What pleasure it would be, to know her. But she's so far ... Isn't it interesting, Richard, how infinitely far away she is? You two are standing thirty inches apart, yet there's no way to bridge the gulf and say hello.
If only we could invent a way, I thought, if only this were a world when unmet people could say you charm me and I'd like to know who you are. With a code: "No thanks," if the charm might not be mutual.
But that world hadn't yet been made. The half-minute ride finished without a word. Softly the door rumbled open.
"Thank you," she said.
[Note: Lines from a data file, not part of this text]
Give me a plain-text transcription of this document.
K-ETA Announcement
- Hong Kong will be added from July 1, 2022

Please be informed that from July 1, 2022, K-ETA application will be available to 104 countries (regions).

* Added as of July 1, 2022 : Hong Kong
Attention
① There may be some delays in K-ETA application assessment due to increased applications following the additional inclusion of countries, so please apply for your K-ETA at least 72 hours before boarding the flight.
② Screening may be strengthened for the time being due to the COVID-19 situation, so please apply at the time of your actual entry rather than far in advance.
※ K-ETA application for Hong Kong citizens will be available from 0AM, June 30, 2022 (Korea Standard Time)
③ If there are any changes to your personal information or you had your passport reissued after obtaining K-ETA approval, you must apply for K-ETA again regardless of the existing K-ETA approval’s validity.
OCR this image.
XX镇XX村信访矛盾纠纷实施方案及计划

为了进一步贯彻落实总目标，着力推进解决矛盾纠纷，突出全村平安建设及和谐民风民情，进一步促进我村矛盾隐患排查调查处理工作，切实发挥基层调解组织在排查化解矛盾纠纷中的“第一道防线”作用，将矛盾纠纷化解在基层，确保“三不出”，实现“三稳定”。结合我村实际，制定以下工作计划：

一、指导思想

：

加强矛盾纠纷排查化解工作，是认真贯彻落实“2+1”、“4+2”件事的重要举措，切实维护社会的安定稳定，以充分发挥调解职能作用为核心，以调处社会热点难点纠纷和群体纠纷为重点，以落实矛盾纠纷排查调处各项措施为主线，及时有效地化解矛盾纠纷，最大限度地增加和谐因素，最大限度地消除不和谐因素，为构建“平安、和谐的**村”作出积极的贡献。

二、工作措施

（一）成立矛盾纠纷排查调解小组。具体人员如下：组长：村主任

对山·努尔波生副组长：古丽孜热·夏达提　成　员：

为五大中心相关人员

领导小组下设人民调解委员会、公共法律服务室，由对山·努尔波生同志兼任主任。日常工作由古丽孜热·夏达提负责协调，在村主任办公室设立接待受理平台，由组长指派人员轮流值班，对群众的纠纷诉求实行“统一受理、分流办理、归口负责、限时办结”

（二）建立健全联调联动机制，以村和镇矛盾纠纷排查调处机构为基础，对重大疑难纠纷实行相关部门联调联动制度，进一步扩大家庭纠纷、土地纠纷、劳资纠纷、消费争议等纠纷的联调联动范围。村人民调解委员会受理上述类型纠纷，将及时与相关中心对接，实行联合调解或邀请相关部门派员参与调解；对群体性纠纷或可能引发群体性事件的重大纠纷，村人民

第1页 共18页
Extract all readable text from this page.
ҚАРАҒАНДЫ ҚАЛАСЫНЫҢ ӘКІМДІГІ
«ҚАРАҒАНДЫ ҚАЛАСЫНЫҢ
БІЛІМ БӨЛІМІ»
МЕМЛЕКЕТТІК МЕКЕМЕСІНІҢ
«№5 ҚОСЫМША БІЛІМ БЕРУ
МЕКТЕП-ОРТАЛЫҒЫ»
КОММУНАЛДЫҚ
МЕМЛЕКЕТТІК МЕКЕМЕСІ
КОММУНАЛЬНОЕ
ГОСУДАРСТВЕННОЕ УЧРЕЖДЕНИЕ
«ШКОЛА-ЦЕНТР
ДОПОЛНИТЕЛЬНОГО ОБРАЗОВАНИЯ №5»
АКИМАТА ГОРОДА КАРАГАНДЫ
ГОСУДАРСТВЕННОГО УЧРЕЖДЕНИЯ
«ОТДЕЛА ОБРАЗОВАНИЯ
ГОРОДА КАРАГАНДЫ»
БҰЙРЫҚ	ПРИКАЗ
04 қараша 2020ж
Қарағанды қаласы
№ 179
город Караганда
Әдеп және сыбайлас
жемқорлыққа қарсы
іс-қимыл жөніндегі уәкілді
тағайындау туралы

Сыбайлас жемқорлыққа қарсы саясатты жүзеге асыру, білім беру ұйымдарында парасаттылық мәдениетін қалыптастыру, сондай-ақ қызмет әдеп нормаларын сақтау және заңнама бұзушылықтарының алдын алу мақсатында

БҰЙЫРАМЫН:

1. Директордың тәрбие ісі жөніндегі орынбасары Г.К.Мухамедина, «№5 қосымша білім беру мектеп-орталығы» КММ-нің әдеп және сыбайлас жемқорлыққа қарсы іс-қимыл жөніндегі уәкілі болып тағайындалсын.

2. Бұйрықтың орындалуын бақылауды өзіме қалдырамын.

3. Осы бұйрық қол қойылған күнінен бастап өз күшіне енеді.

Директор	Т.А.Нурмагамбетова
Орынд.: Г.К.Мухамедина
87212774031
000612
Barely on the walk side of running, she hurried down the hall to her room,
opened the door, entered, closed it behind her and left me alone in the corridor.
I wish you didn't have to leave, I thought, entering my own room, two doors from hers. I wish you didn't have to run away.
By moving my knight, I could shift pressures on the board, blunt her attack. She had an advantage, but she hadn't won, not yet.
Of course! I thought. N-QN5! Threaten NxP, NxR!
I moved the piece, and watched her eyes once more, pleasuring in beauty strangely unflickered by my counterattack.
A year after our meeting in the elevator, I had brought suit against the director of that film, over changes he had made in the script without my approval. Even though he was required by the court to take my name off the credits and reverse some of the worst changes, I could hardly keep from smashing furniture while discussing the matter directly with him. A mediator had to be found with whom each of us could speak.